A wonderful bonus.
“It’s not that I don’t appreciate having the Power. After all, being able to do what we did today is important… but it’s not like I get to sit up in the tower and pretend like I don’t have a mountain of problems here in the real world.”
“Their world is real too, but I understand what you mean.” I hear her hands tighten on the steering wheel. “If I can offer some advice… You don’t really know the full extent of the Power yet. If you’d had more time to explore it, I imagine Juun’s assumptions would make more sense.”
“You mean I get to do more than patch up two generations of neglect?”
“You’re not omnipotent by any means, but next time you think of something wild… just go for it. The worst thing that happens is that nothing happens.”
“It doesn’t work in the old gods’ domain.”
“I didn’t imagine it would.” She offers me a smile. “Or if it does, it’s muted to the point of seeming like it’s not there.”
I don’t like feeling powerless. I don’t want to go back to being the lowest in the hierarchy. And that’s what I am in the old gods’ realm.
The blur outside darkens and something fuzzy washes over my skin. It makes me sit up straighter. “What was that?”
“You’ve never been to the godswood?”
The forest that surrounds the Valley is enchanted… a barrier from the world beyond where people had forgotten the old gods. There weren’t many reasons to travel to them, much less through them.
“No…” I search the trees ahead. “The only time I’d planned to leave, Ester gave me a reason to stay.”
“Well, I’m glad she did.” Ari pulls the car off the road and into a strange little clearing. “If you’d gotten out, I never would have met you.”
There’s something strange in the way she says it… like she knows another thing I don’t.
A chilling thought strikes me. “Can we leave?”
It seems like a silly thing to ask, but with the old gods’ fickle ways….
“You and I? No. We can’t leave, but others could. If the gods have no plans for you, or if you’ve never been touched by one of them… leaving is possible, albeit difficult.”
I get out of the car with her, but before I close the door, I stop, looking at her over the glossy black roof. “Sometimes, it scares me when you say stuff like that… especially right before you’re going to lead me into the woods.”
She chuckles. “Remember, you have the Power. You could throw me all the way back to the tower if you wanted. The gifts the gods gave me are all gone but one… and that barely serves me at all.”
The way she says “gifts” is a sour slithering thing and with the way her mouth twists as she looks away from me—as if remembering. I’ll file that information away for now and ask what it means later with all of the other things I plan to find out once this is over.
Ari leads me down something that might be a trail, but the undergrowth is thick, dragging at my legs. It feels like we’re going the wrong direction.

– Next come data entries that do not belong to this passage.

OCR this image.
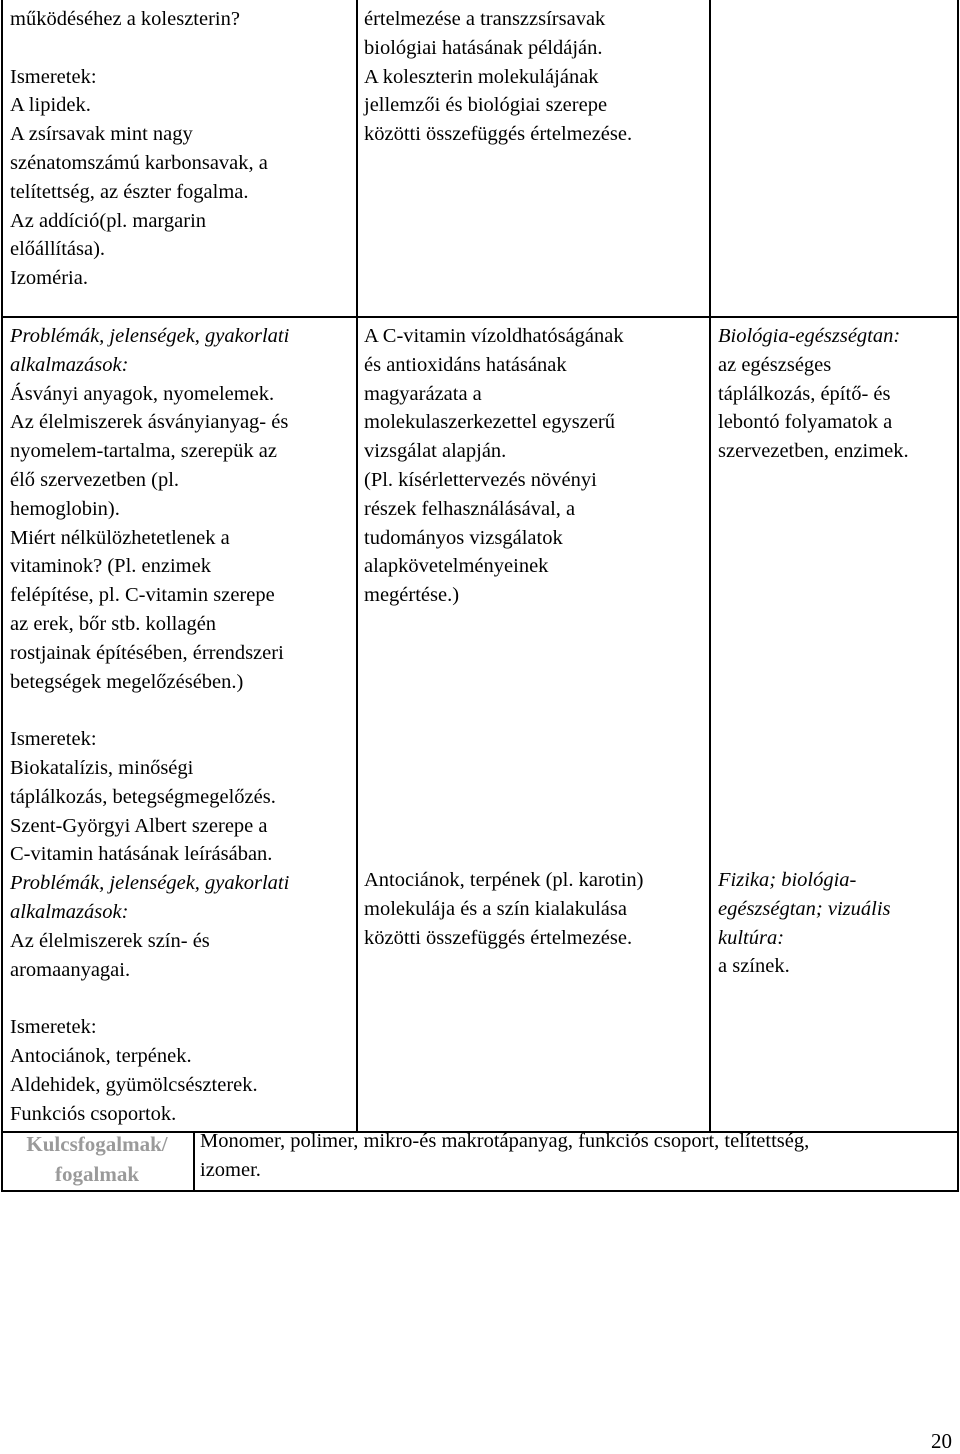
működéséhez a koleszterin?

Ismeretek:
A lipidek.
A zsírsavak mint nagy
szénatomszámú karbonsavak, a
telítettség, az észter fogalma.
Az addíció(pl. margarin
előállítása).
Izoméria.
értelmezése a transzzsírsavak
biológiai hatásának példáján.
A koleszterin molekulájának
jellemzői és biológiai szerepe
közötti összefüggés értelmezése.
Problémák, jelenségek, gyakorlati
alkalmazások:
Ásványi anyagok, nyomelemek.
Az élelmiszerek ásványianyag- és
nyomelem-tartalma, szerepük az
élő szervezetben (pl.
hemoglobin).
Miért nélkülözhetetlenek a
vitaminok? (Pl. enzimek
felépítése, pl. C-vitamin szerepe
az erek, bőr stb. kollagén
rostjainak építésében, érrendszeri
betegségek megelőzésében.)

Ismeretek:
Biokatalízis, minőségi
táplálkozás, betegségmegelőzés.
Szent-Györgyi Albert szerepe a
C-vitamin hatásának leírásában.
Problémák, jelenségek, gyakorlati
alkalmazások:
Az élelmiszerek szín- és
aromaanyagai.

Ismeretek:
Antociánok, terpének.
Aldehidek, gyümölcsészterek.
Funkciós csoportok.
A C-vitamin vízoldhatóságának
és antioxidáns hatásának
magyarázata a
molekulaszerkezettel egyszerű
vizsgálat alapján.
(Pl. kísérlettervezés növényi
részek felhasználásával, a
tudományos vizsgálatok
alapkövetelményeinek
megértése.)
Biológia-egészségtan:
az egészséges
táplálkozás, építő- és
lebontó folyamatok a
szervezetben, enzimek.
Antociánok, terpének (pl. karotin)
molekulája és a szín kialakulása
közötti összefüggés értelmezése.
Fizika; biológia-
egészségtan; vizuális
kultúra:
a színek.
Kulcsfogalmak/
fogalmak
Monomer, polimer, mikro-és makrotápanyag, funkciós csoport, telítettség,
izomer.
20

Like little fingers snag at my clothes, trying to pull me back, to warn me.
“Are you sure we’re going in the right direction?” I ask, shivering when a leaf falls against my shoulder.
“Yep,” She taps a tree and a puff of bioluminescence bursts beneath its bark… like a hundred lightning bolts climbing toward the sky. “The godswood likes to try to turn you around, to make you go back where you came from. But there are ways to find your way through it.”
She pauses, waiting for me to catch up and when I do, she slips her arm around my waist, leaning close so she can point at the trees ahead of us.
“Can you see the path?”
I shake my head. There’s nothing but trees and ferns.
“Let your eyes lose their focus.”
When I do, I see it. Ahead of us, trees glow in pale blues and greens, some magic seething beneath their skin.
“Oh.” I blink myself back to focus and it’s gone.
“Want to see them even better, close your eyes. But I don’t recommend keeping them closed. The rest of the forest is out of sight… but that doesn’t mean you’ll be safe from gopher holes or roots.”